From Roadside Stands to Museum Walls

The 20th century brought new visibility to sweetgrass baskets–and new challenges. As Charleston grew and its tourist economy expanded, demand for the baskets increased, and makers found steady markets at the Charleston City Market and along U.S. Highway 17 north of the city, a stretch now officially designated the Sweetgrass Basket Makers Highway. Generations of families have sold their work from the same roadside stands, some for decades.

That recognition eventually extended to the art world as well. Mary Jackson, a Mount Pleasant weaver who began selling at the Charleston City Market in 1980, became one of the most celebrated figures in the tradition. Her sculptural, finely detailed baskets entered the permanent collection of the Smithsonian American Art Museum, and in 2008 she was awarded a MacArthur Fellowship–the so-called “genius grant”–in recognition of her artistry and her commitment to preserving the craft. It was a moment that said clearly: this is not folk art in the dismissive sense. This is serious, extraordinary work.

At the same time, the tradition has faced real threats. Coastal development has steadily encroached on the wetland habitats where sweetgrass grows, making the raw material harder to find and harvest. Younger generations have sometimes been reluctant to take up a craft that is deeply labor-intensive and, historically, poorly compensated. And the flood of mass-produced imitations in the souvenir market has made it harder for buyers to distinguish authentic Gullah-made baskets from cheap knockoffs.

Where to Experience Sweetgrass Basket Weaving Today

The good news is that the tradition is alive, cared for, and increasingly celebrated. Here are some of the best places to encounter it firsthand:

Charleston City Market, Charleston, SC

The historic City Market in downtown Charleston has been a gathering place for sweetgrass basket makers for generations. You can watch weavers at work, hear their stories, and purchase directly from the artists.

Sweetgrass Basket Makers Highway (U.S. 17 North), Mount Pleasant, SC

The roadside stands along this stretch of highway are one of the most iconic images of the Lowcountry. Pull over, take your time, and talk to the makers. Many come from families who have sold from the same spot for generations.

Sweetgrass Cultural Arts Pavilion, Mount Pleasant, SC

Located at Memorial Waterfront Park, this open-air pavilion hosts basket makers who demonstrate their craft and connect with visitors in a waterfront setting overlooking the Cooper River.

Coastal Discovery Museum, Hilton Head Island, SC

The museum has planted its own sweetgrass field to supply local artists, and you’ll frequently find Gullah basket sewers practicing their craft on the grounds. The museum store carries excellent examples of their work.
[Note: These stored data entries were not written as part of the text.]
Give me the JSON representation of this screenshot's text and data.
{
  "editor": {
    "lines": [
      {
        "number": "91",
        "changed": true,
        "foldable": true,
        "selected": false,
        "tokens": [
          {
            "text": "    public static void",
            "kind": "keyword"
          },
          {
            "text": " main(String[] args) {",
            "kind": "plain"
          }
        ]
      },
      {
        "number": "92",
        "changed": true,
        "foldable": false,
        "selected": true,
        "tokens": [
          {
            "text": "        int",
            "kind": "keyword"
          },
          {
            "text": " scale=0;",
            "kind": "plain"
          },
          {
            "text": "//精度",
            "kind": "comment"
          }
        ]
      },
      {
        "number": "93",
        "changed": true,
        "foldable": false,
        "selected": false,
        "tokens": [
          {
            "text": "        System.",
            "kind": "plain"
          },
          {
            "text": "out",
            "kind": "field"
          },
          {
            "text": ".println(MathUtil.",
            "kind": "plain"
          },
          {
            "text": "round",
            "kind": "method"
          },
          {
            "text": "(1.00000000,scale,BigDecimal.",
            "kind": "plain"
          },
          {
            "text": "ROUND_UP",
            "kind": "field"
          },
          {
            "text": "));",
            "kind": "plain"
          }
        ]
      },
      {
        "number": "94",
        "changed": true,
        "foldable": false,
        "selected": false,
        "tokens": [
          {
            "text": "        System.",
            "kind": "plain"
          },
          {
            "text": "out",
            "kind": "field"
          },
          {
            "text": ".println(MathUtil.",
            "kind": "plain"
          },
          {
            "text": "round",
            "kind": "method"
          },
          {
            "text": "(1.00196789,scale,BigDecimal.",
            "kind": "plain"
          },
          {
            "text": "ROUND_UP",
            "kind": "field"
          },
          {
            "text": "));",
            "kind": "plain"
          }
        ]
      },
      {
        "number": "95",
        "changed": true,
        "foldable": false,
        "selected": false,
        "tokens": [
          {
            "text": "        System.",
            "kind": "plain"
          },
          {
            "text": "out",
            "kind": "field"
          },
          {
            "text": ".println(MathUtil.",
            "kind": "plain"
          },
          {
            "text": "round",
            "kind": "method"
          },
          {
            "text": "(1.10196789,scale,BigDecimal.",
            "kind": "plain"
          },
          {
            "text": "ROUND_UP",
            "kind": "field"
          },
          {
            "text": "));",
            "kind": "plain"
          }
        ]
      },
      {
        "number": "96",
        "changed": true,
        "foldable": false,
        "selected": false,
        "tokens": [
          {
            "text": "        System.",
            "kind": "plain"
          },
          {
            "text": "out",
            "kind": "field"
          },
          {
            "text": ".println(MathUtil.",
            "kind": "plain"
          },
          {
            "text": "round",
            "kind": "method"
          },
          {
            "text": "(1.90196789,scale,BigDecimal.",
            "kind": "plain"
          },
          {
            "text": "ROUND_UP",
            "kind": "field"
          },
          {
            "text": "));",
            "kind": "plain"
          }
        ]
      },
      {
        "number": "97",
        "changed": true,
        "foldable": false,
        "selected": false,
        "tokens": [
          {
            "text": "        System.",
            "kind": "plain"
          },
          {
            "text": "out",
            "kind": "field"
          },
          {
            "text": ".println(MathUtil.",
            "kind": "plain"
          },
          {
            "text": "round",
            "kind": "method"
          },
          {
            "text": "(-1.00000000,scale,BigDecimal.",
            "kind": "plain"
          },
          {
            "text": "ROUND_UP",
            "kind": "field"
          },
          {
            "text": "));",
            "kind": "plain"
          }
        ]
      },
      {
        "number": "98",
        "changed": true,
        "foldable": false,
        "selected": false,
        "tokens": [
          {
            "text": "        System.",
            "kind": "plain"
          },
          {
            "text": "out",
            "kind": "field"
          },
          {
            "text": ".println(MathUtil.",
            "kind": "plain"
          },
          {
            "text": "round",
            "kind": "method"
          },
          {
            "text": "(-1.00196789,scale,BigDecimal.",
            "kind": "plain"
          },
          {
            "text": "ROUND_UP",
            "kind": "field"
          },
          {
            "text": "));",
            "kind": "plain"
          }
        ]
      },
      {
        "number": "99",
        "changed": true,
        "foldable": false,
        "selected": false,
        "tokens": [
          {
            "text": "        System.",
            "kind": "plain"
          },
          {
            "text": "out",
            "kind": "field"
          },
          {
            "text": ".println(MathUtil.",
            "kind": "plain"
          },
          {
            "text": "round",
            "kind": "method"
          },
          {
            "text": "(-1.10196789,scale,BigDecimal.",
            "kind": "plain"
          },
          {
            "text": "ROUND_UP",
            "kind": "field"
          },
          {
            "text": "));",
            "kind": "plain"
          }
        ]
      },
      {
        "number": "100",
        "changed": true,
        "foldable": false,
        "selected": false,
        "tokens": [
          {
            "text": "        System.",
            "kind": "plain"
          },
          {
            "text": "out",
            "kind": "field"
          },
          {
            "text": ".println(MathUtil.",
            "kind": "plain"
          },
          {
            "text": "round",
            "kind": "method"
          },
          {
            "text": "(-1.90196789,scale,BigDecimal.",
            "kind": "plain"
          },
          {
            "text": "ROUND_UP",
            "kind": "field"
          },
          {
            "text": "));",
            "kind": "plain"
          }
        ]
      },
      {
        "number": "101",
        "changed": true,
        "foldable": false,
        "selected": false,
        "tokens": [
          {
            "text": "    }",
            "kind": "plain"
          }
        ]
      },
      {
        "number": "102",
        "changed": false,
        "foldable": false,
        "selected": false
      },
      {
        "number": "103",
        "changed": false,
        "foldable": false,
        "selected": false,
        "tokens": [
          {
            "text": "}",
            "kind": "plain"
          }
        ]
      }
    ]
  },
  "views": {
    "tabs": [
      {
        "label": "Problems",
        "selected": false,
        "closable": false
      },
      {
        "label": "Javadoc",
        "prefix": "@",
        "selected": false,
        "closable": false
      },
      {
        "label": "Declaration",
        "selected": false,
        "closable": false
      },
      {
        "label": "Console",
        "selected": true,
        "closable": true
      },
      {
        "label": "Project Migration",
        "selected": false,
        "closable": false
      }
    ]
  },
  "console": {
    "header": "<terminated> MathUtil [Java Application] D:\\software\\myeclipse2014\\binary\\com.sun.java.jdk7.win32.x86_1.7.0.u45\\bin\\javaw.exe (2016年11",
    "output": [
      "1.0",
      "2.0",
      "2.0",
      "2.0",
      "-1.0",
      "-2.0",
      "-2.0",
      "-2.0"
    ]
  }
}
Gullah Geechee Cultural Heritage Corridor

The federally recognized Heritage Corridor stretches from southeast North Carolina to northeast Florida, encompassing the full geographic range of Gullah Geechee culture. Visitor centers, cultural sites, and events throughout the corridor offer rich opportunities to learn about this community’s history and living traditions.

A Living Tradition

To hold a sweetgrass basket is to hold something that connects, in a direct and unbroken line, to West Africa, to the rice fields of colonial South Carolina, to generations of women sitting in the evening and teaching their daughters how to coil and stitch. The baskets are beautiful, but their beauty is inseparable from everything they’ve survived and carried.

The Gullah Geechee community has fought hard to preserve this tradition, and the rest of us are lucky for it. If you find yourself in the Carolinas, slow down and stop at a roadside stand. Buy a basket. Ask the maker about their family. And take a moment to appreciate that what you’re holding is not just a piece of handicraft–it’s a piece of living history.